The episode undercut a lot of this by spending a near equal amount of time building up the dead character played by Lucy Lawless, who did nothing but die last week. Based on what they said about her post mortem, she sounds like she was a cool, kick ass character who they killed last week with little evidence to the truth of any of this. I barred no holds in saying what I thought of such a ridiculous waste of talent and time, and reminding us of what could have been wins the editorial team at SHIELD HQ any favours.

It also appears that my fears were well placed in the CG department. While last week looked polished and great, this week things went back to more closely resembling a SyFy original movie. The Absorbing Man didn't diminish too much, but the decloaking effect, especially when applied to the Bus, looked terrible. There was a series on from 2000 to 2002 called the Invisible Man that had better looking special effects.

On the whole, I'd say there was more to like about this episode then there was not to, and I liked the position it moved everyone into moving forward.
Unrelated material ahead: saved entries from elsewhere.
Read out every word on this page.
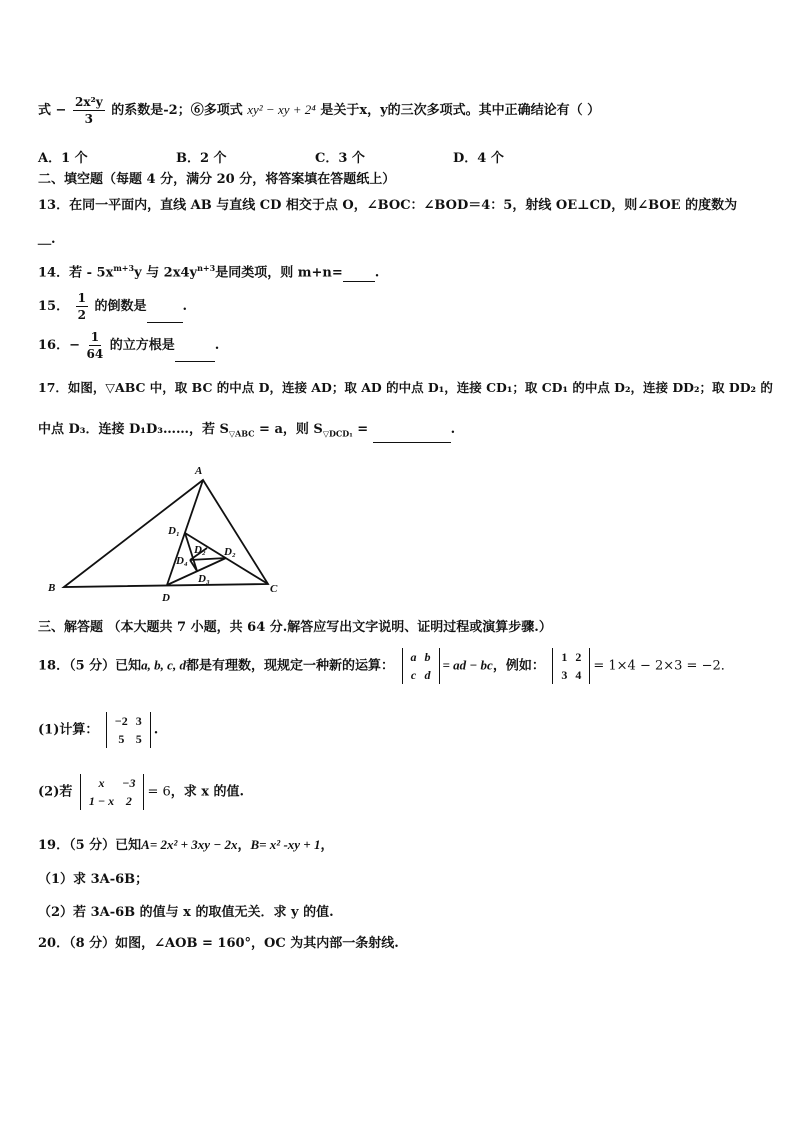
式 − $\frac{\text{2x²y}}{3}$ 的系数是-2；⑥多项式 xy² − xy + 2⁴ 是关于x，y的三次多项式。其中正确结论有（ ）
A．1 个	B．2 个	C．3 个	D．4 个
二、填空题（每题 4 分，满分 20 分，将答案填在答题纸上）
13．在同一平面内，直线 AB 与直线 CD 相交于点 O，∠BOC：∠BOD＝4：5，射线 OE⊥CD，则∠BOE 的度数为
＿.
14．若 - $5x^{m+3}y$ 与 $2x4y^{n+3}$是同类项，则 m+n= .
15． $\frac{1}{2}$ 的倒数是	.
16．− $\frac{1}{64}$ 的立方根是	.
17．如图，▽ABC 中，取 BC 的中点 D，连接 AD；取 AD 的中点 D₁，连接 CD₁；取 CD₁ 的中点 D₂，连接 DD₂；取 DD₂ 的
中点 D₃．连接 D₁D₃……，若 $S_{▽ABC} = a$，则 $S_{▽DCD_1}$ =	.
A
B	C
D
D₁
D₂
D₃
D₄
D₂
三、解答题 （本大题共 7 小题，共 64 分.解答应写出文字说明、证明过程或演算步骤.）
18．（5 分）已知a, b, c, d都是有理数，现规定一种新的运算：
a	b
c	d
= ad − bc，例如：
1	2
3	4
= 1×4 − 2×3 = −2．
(1)计算：
−2	3
5	5
.
(2)若
x	−3
1 − x	2
= 6，求 x 的值.
19．（5 分）已知A= 2x² + 3xy − 2x，B= x² -xy + 1，
（1）求 3A-6B；
（2）若 3A-6B 的值与 x 的取值无关．求 y 的值.
20．（8 分）如图，∠AOB = 160°，OC 为其内部一条射线.
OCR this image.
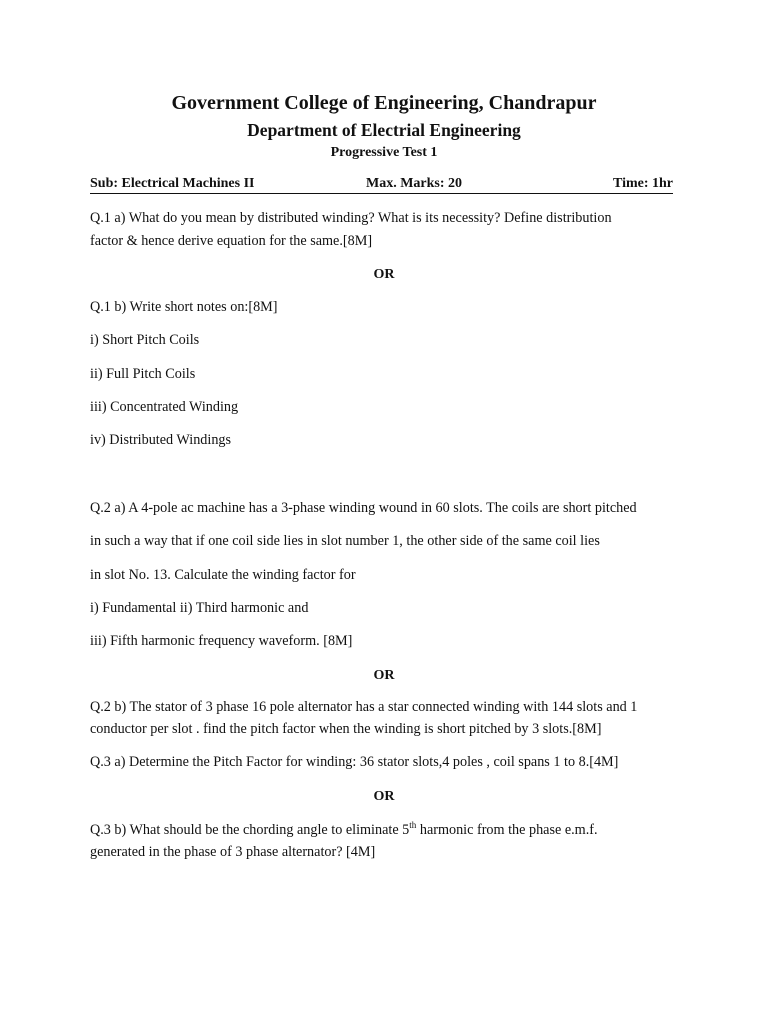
Government College of Engineering, Chandrapur
Department of Electrial Engineering
Progressive Test 1
Sub: Electrical Machines II	Max. Marks: 20	Time: 1hr
Q.1 a) What do you mean by distributed winding? What is its necessity? Define distribution
factor & hence derive equation for the same.[8M]
OR
Q.1 b) Write short notes on:[8M]
i) Short Pitch Coils
ii) Full Pitch Coils
iii) Concentrated Winding
iv) Distributed Windings
Q.2 a) A 4-pole ac machine has a 3-phase winding wound in 60 slots. The coils are short pitched
in such a way that if one coil side lies in slot number 1, the other side of the same coil lies
in slot No. 13. Calculate the winding factor for
i) Fundamental ii) Third harmonic and
iii) Fifth harmonic frequency waveform. [8M]
OR
Q.2 b) The stator of 3 phase 16 pole alternator has a star connected winding with 144 slots and 1
conductor per slot . find the pitch factor when the winding is short pitched by 3 slots.[8M]
Q.3 a) Determine the Pitch Factor for winding: 36 stator slots,4 poles , coil spans 1 to 8.[4M]
OR
Q.3 b) What should be the chording angle to eliminate 5th harmonic from the phase e.m.f.
generated in the phase of 3 phase alternator? [4M]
I am actually looking forward to seeing how SHIELD deals with operating as a truly covert organization, almost as much as I look forward to seeing more of Glenn Talbot's shaved head and comedy mustache. I look forward to seeing how the new Fitz develops, and whether of not they keep him this way (re: interesting), or develop a miracle cure a couple episodes down the line. But all the while the bits of me are getting excited about things again, I have to keep reminding me, the best episodes of SHIELD have still only been "SHIELD-good." We're yet to actually get an episode that is "good-good."